Kamloops MLAs want governments to stop protests, blockades before economy impacted further

Feb 28, 2020 | 5:23 PM

KAMLOOPS — Todd Stone says something needs to happen now to get the country back on track.

Speaking at a Kamloops Chamber of Commerce luncheon on Friday, Stone and Peter Milobar said the ongoing blockades are a big threat to the economy moving forward. Stone says it’s time to take our country and province back.

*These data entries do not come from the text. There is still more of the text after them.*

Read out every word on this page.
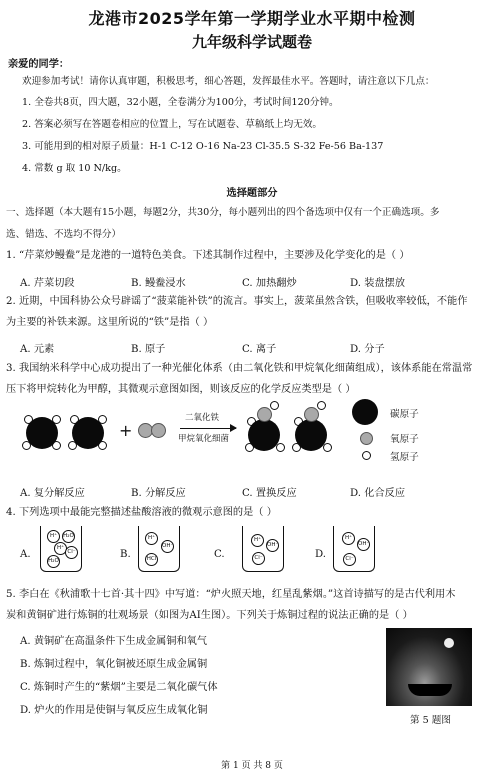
龙港市2025学年第一学期学业水平期中检测
九年级科学试题卷
亲爱的同学：
欢迎参加考试！请你认真审题，积极思考，细心答题，发挥最佳水平。答题时，请注意以下几点：
1. 全卷共8页，四大题，32小题，全卷满分为100分，考试时间120分钟。
2. 答案必须写在答题卷相应的位置上，写在试题卷、草稿纸上均无效。
3. 可能用到的相对原子质量：H-1 C-12 O-16 Na-23 Cl-35.5 S-32 Fe-56 Ba-137
4. 常数 g 取 10 N/kg。
选择题部分
一、选择题（本大题有15小题，每题2分，共30分，每小题列出的四个备选项中仅有一个正确选项。多
选、错选、不选均不得分）
1. “芹菜炒鳗鲞”是龙港的一道特色美食。下述其制作过程中，主要涉及化学变化的是（ ）
A. 芹菜切段	B. 鳗鲞浸水	C. 加热翻炒	D. 装盘摆放
2. 近期，中国科协公众号辟谣了“菠菜能补铁”的流言。事实上，菠菜虽然含铁，但吸收率较低，不能作
为主要的补铁来源。这里所说的“铁”是指（ ）
A. 元素	B. 原子	C. 离子	D. 分子
3. 我国纳米科学中心成功提出了一种光催化体系（由二氧化铁和甲烷氧化细菌组成），该体系能在常温常
压下将甲烷转化为甲醇，其微观示意图如图，则该反应的化学反应类型是（ ）
+
二氧化铁
甲烷氧化细菌
碳原子
氧原子
氢原子
A. 复分解反应	B. 分解反应	C. 置换反应	D. 化合反应
4. 下列选项中最能完整描述盐酸溶液的微观示意图的是（ ）
A.
H⁺	H₂O
H⁺
Cl⁻
H₂O
B.
H⁺
OH⁻
HCl	C.
H⁺
OH⁻
Cl⁻	D.
H⁺
OH⁻
Cl⁻
5. 李白在《秋浦歌十七首·其十四》中写道：“炉火照天地，红星乱紫烟。”这首诗描写的是古代利用木
炭和黄铜矿进行炼铜的壮观场景（如图为AI生图）。下列关于炼铜过程的说法正确的是（ ）
A. 黄铜矿在高温条件下生成金属铜和氧气
B. 炼铜过程中，氧化铜被还原生成金属铜
C. 炼铜时产生的“紫烟”主要是二氧化碳气体
D. 炉火的作用是使铜与氧反应生成氧化铜
第 5 题图
第 1 页 共 8 页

“Frankly, I’m tired of watching the premier of British Columbia [John Horgan] play footsie with these eco-activists, and on the other hand professing to be standing up for hard-working British Columbians,” noted Kamloops-South Thompson MLA Stone following a question-and-answer period with chamber members on Friday. “He can’t play both sides. He’s got to pick a side, and I would suggest that as the premier the side he needs to be on is the side of hard-working British Columbians.”

Stone believes the blockades are now less about the Wet’suwet’en people against the LNG pipeline and more about an overall environment and climate change protest. As has been reported, some protesters aren’t even Canadian.

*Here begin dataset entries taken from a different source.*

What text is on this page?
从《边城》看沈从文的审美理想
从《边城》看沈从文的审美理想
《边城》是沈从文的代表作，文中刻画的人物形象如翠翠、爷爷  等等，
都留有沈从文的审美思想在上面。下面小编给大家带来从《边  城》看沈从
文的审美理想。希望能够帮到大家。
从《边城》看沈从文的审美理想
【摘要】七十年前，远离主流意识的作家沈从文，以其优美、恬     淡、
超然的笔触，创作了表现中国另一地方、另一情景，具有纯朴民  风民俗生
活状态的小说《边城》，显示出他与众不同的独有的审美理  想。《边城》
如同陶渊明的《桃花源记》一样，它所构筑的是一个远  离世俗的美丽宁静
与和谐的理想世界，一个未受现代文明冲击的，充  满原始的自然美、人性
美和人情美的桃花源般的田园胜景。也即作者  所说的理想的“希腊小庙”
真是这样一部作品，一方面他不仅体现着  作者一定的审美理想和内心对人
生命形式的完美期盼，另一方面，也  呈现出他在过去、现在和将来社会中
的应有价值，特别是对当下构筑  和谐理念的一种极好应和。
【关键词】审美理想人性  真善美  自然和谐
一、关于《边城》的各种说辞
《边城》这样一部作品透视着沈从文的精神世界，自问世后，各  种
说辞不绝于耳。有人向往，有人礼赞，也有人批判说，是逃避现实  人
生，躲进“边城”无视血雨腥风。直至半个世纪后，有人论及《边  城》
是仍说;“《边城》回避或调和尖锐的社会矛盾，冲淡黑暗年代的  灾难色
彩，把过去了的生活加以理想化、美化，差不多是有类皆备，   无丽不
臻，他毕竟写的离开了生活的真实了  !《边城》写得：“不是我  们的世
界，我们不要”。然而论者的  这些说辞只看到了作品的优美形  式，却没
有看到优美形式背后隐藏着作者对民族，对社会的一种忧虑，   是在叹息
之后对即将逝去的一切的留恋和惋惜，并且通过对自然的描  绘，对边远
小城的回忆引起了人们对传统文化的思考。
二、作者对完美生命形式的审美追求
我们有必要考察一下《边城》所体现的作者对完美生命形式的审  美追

“At the end of the day, we have to decide as a country, are we going to allow foreign influence, foreign agitators, to come into this country, both in person but also with their money, to agitate and obstruct and engage in all of this illegal activity when their sole purpose is to shut down our economy, and in particular our resource economy.”

The impact of the protests and blockades has been wide-ranging already. There have been layoffs at CN and Via Rail. The shipment of goods is also being affected.

“We’re having exporters being told they can’t get their product off Canadian soil to get to their areas they’re trying to export to,” noted Kamloops-North Thompson MLA Peter Milobar. “Those contracts are becoming threatened. We’re having feed suppliers for things like livestock — chickens and cows — having trouble getting the supplies they need.”

While there haven’t been significant impacts on transportation due to the blockades in the Kamloops region, both MLAs say it’s only a matter of time before we’re affected.

“We’re kind of in that middle ground here. A lot of our exports would be seasonal right now,” said Milobar. “But it’s one of those things that I think, in our situation, being such a major transportation corridor for the rail and highways, we’re just seeing that overall impact to the economy of B.C. and to Canada.”

Both Milobar and Stone fear the divide over the Coastal GasLink pipeline may only preclude what is to come as construction of the Trans Mountain pipeline ramps up in the spring.